Cancer genes and cancer stem cells in tumorigenesis: Evolutionary deep homology and controversies

Abstract

In the past, contradictory statements have been made about the age of cancer genes. While phylostratigraphic studies suggest that cancer genes emerged during the transitional period from unicellularians (UC) to early metazoans (EM), life cycle studies suggest that they arose earlier. This controversy could not be resolved. Phylostratigraphic methods use data from somatic tumor gene collections containing or lacking polyploidy genes (PGCC genes) and compare them to genes from evolutionary node taxa. I analyze whether the selected taxa are suitable to resolve the above contradiction or not. Both cancer and amoebae life cycles have a reproductive asexual germline that produces germline stem cells (GSCs) and somatic cell lines that cannot. When the germline loses its reproductive function, the soma-to-germ transition forms a new reproductive germline. The reproductive polyploidy of cancer is homologous to the reproductive polyploidy of unicellular cysts. PGCCs repair DNA defects, reorganize the involved genome architecture and produce new GSCs. The present study refutes the dogma of the early metazoan origin of cancer. Cancer has a unicellular life cycle that was adopted by early metazoans to rescue themselves from evolutionary dead ends. Early metazoans controlled the unicellular life cycle through suppressor and anti-suppressor genes that could suspend or reactivate it. They are the archetypes of tumor suppressor genes and oncogenes. Cells of mammalians and humans that reach a similar impasse as early metazoans can reactivate the conserved life cycle of unicellularians.

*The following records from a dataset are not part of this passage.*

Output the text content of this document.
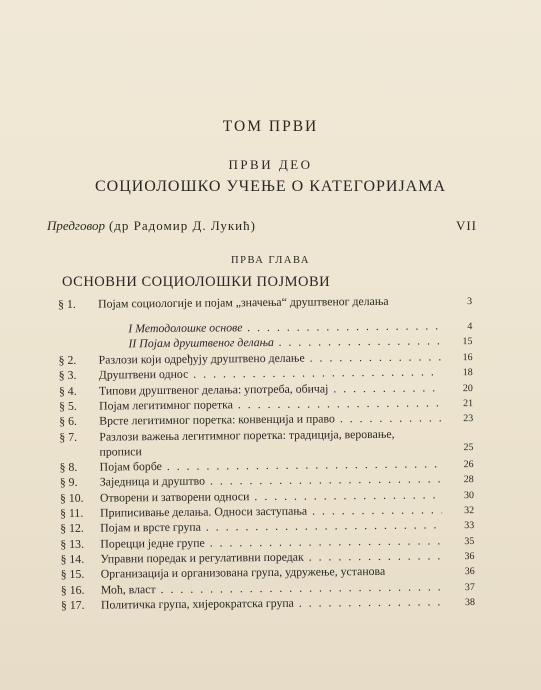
ТОМ ПРВИ
ПРВИ ДЕО
СОЦИОЛОШКО УЧЕЊЕ О КАТЕГОРИЈАМА
Предговор (др Радомир Д. Лукић)	VII
ПРВА ГЛАВА
ОСНОВНИ СОЦИОЛОШКИ ПОЈМОВИ
§ 1.	Појам социологије и појам „значења“ друштвеног делања	3
I Методолошке основе . . .	4
II Појам друштвеног делања . . .	15
§ 2.	Разлози који одређују друштвено делање . . .	16
§ 3.	Друштвени однос . . .	18
§ 4.	Типови друштвеног делања: употреба, обичај . . .	20
§ 5.	Појам легитимног поретка . . .	21
§ 6.	Врсте легитимног поретка: конвенција и право . . .	23
§ 7.	Разлози важења легитимног поретка: традиција, веровање, прописи	25
§ 8.	Појам борбе . . .	26
§ 9.	Заједница и друштво . . .	28
§ 10.	Отворени и затворени односи . . .	30
§ 11.	Приписивање делања. Односи заступања . . .	32
§ 12.	Појам и врсте група . . .	33
§ 13.	Порецци једне групе . . .	35
§ 14.	Управни поредак и регулативни поредак . . .	36
§ 15.	Организација и организована група, удружење, установа	36
§ 16.	Моћ, власт . . .	37
§ 17.	Политичка група, хијерократска група . . .	38
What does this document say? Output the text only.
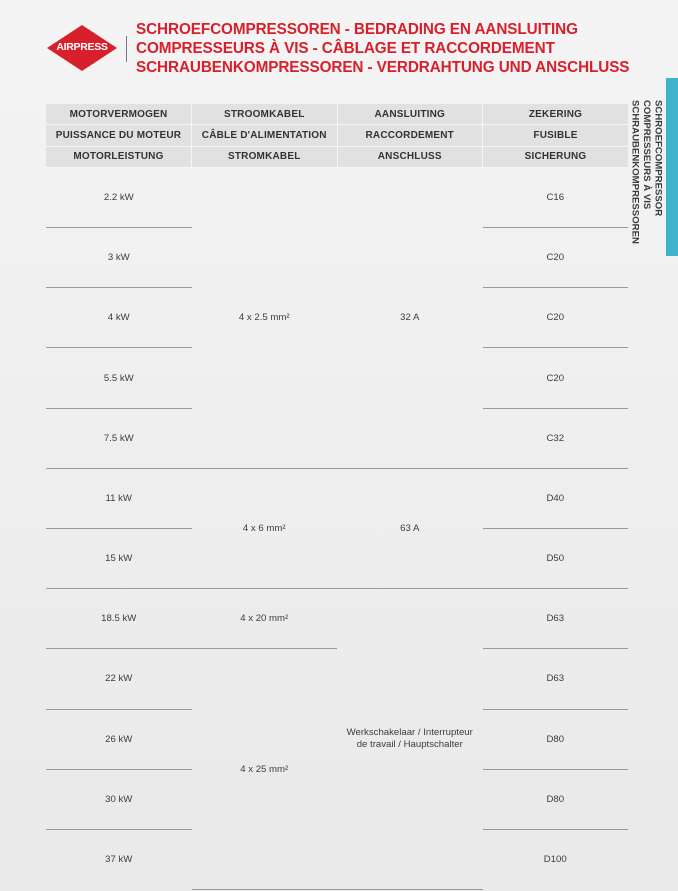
AIRPRESS
SCHROEFCOMPRESSOREN - BEDRADING EN AANSLUITING
COMPRESSEURS À VIS - CÂBLAGE ET RACCORDEMENT
SCHRAUBENKOMPRESSOREN - VERDRAHTUNG UND ANSCHLUSS
SCHROEFCOMPRESSOR
COMPRESSEURS À VIS
SCHRAUBENKOMPRESSOREN
MOTORVERMOGEN	STROOMKABEL	AANSLUITING	ZEKERING
PUISSANCE DU MOTEUR	CÂBLE D'ALIMENTATION	RACCORDEMENT	FUSIBLE
MOTORLEISTUNG	STROMKABEL	ANSCHLUSS	SICHERUNG
2.2 kW	4 x 2.5 mm²	32 A	C16
3 kW			C20
4 kW			C20
5.5 kW			C20
7.5 kW			C32
11 kW	4 x 6 mm²	63 A	D40
15 kW			D50
18.5 kW	4 x 20 mm²	Werkschakelaar / Interrupteur de travail / Hauptschalter	D63
22 kW	4 x 25 mm²		D63
26 kW			D80
30 kW			D80
37 kW			D100
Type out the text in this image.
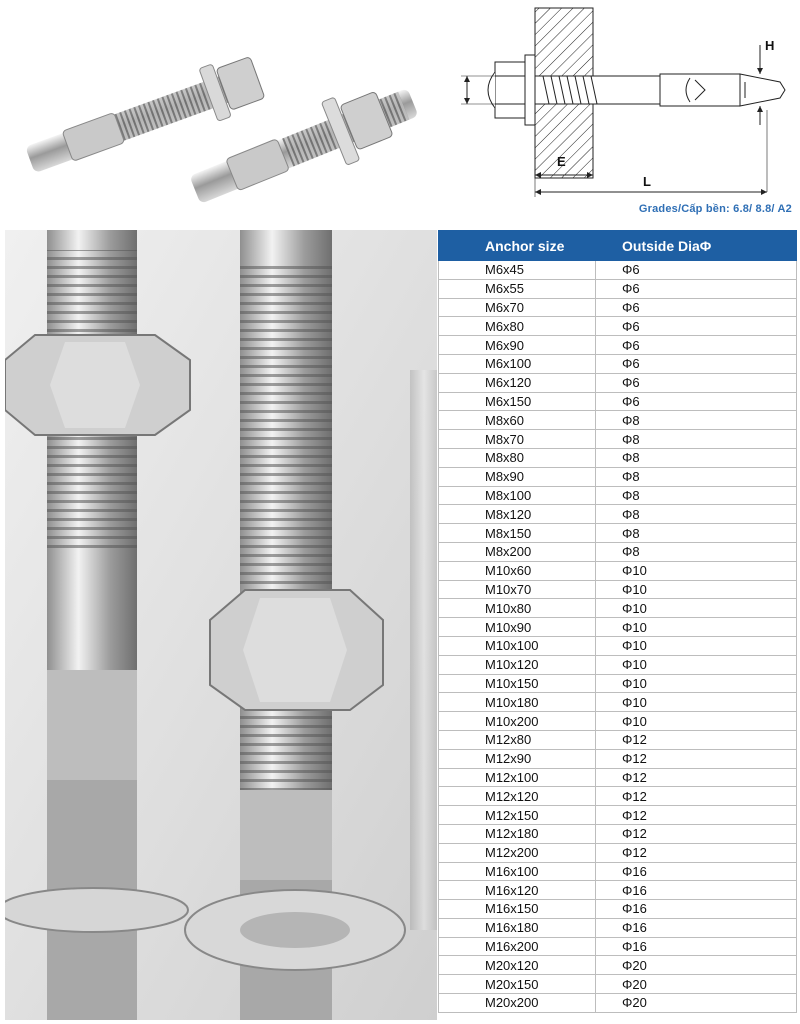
H
E
L
Grades/Cấp bền: 6.8/ 8.8/ A2
Anchor size	Outside DiaΦ

M6x45	Φ6
M6x55	Φ6
M6x70	Φ6
M6x80	Φ6
M6x90	Φ6
M6x100	Φ6
M6x120	Φ6
M6x150	Φ6
M8x60	Φ8
M8x70	Φ8
M8x80	Φ8
M8x90	Φ8
M8x100	Φ8
M8x120	Φ8
M8x150	Φ8
M8x200	Φ8
M10x60	Φ10
M10x70	Φ10
M10x80	Φ10
M10x90	Φ10
M10x100	Φ10
M10x120	Φ10
M10x150	Φ10
M10x180	Φ10
M10x200	Φ10
M12x80	Φ12
M12x90	Φ12
M12x100	Φ12
M12x120	Φ12
M12x150	Φ12
M12x180	Φ12
M12x200	Φ12
M16x100	Φ16
M16x120	Φ16
M16x150	Φ16
M16x180	Φ16
M16x200	Φ16
M20x120	Φ20
M20x150	Φ20
M20x200	Φ20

Keywords: CSCs; Cancer; EMT; Entamoeba; Gene age; Life cycle; PGCC; Polyploidy.

Figure 1

Schematic universal tree updated from Forterre (2015) after Woese et al (1990). Amorpha is the last assemblage descended from the common ancestor LECA (Eukaria domain). It contains the three sister clades Amoebozoa, Metazoa, and Fungi. https://doi.org/10.3389/fmicb.2015.00717; CC BY 2015.

Figure 2

Amoeba model: the deep homologous germline of cancer (aCLS cycle). Under normoxic conditions, the cancer germline performs reproductive polyploid cycles to GSCs, which are the nascent cancer stem cells (CSCs).

Figure 3

Cancer germline evolution. The germline proliferates under both normoxic and hyperoxic living conditions. Under normoxic conditions and asymmetric cell division, the germline undergoes repetitive aCLS cycles by polyploidization (see Fig. 1). aCLS polyploidization is similar to the polyploidization that occurs in inner cyst cells of Entamoeba, which gives rise to multiple daughter cells and forms GSCs. CSCs are the homologous GSCs of cancer. The nascent GSCs/CSCs differentiate new germlines, clones, and somatic populations. Hyperoxia causes DNA DSB defects: The germline loses its reproductive function and stemness and ceases polyploidization and GSC/CSC production. The loss of function triggers soma-to-germ transition (SGT/EMT) and leads to new germlines or clones, and new sCSCs. Damaged germline cells can repair DNA defects and reorganize the genome integrity through multinucleated germline repair structures (MGRSs) or autonomous PGCCs not induced by therapeutics or radiation. pGSC, sGSC, tGSC: primary, secondary and tertiary CSCs. From: Niculescu.

Figure 4

Sponges architecture: choanocytes (red) and amoebocytes/archeocytes (green). From: Ruppert EE, Fox RS, Barnes RD. Invertebrate Zoology, ed. Brooks/Cole. p. 82. ISBN 978-0-03-025982-1 (https://en.wikipedia.org/wiki/Sponge).

Figure 5

Statistical analysis of the cancer datasets using the 19-phylostrata map. From: Domazet-Lošo and Tautz^, (http://www.biomedcentral.com/1741-7007/8/66). CC BY 3.0.

Figure 6

The percentual proportions of gene origins and distribution of bivalent genes (BVG) in the phylostratic tree of life (strata 1–16) and the effect of polyploidy on it and authors statement. The upregulation of bi-valent genes by polyploidy includes strata 1, 2 (unicellularians), stratum 4 (metazoa) and, prominently, stratum 5 (eumetazoa—the appearance of embryo, germ layer, and gastrulation). The phylostrata are as follows: 1—cellular organisms, 2—Eukaryota, 3—Opisthokonta, 4—Metazoa, 5—Eumetazoa, 6—Bilateria, 7—Chordata,8—Euteleostomi, 9—Amniota, 10—Mammalia, 11—Ttheria, 12—Eutheria, 13—Euarchontoglires, 14—Catarrhini, 15—Homininae. From: Anatskaya et al CC BY 4.0.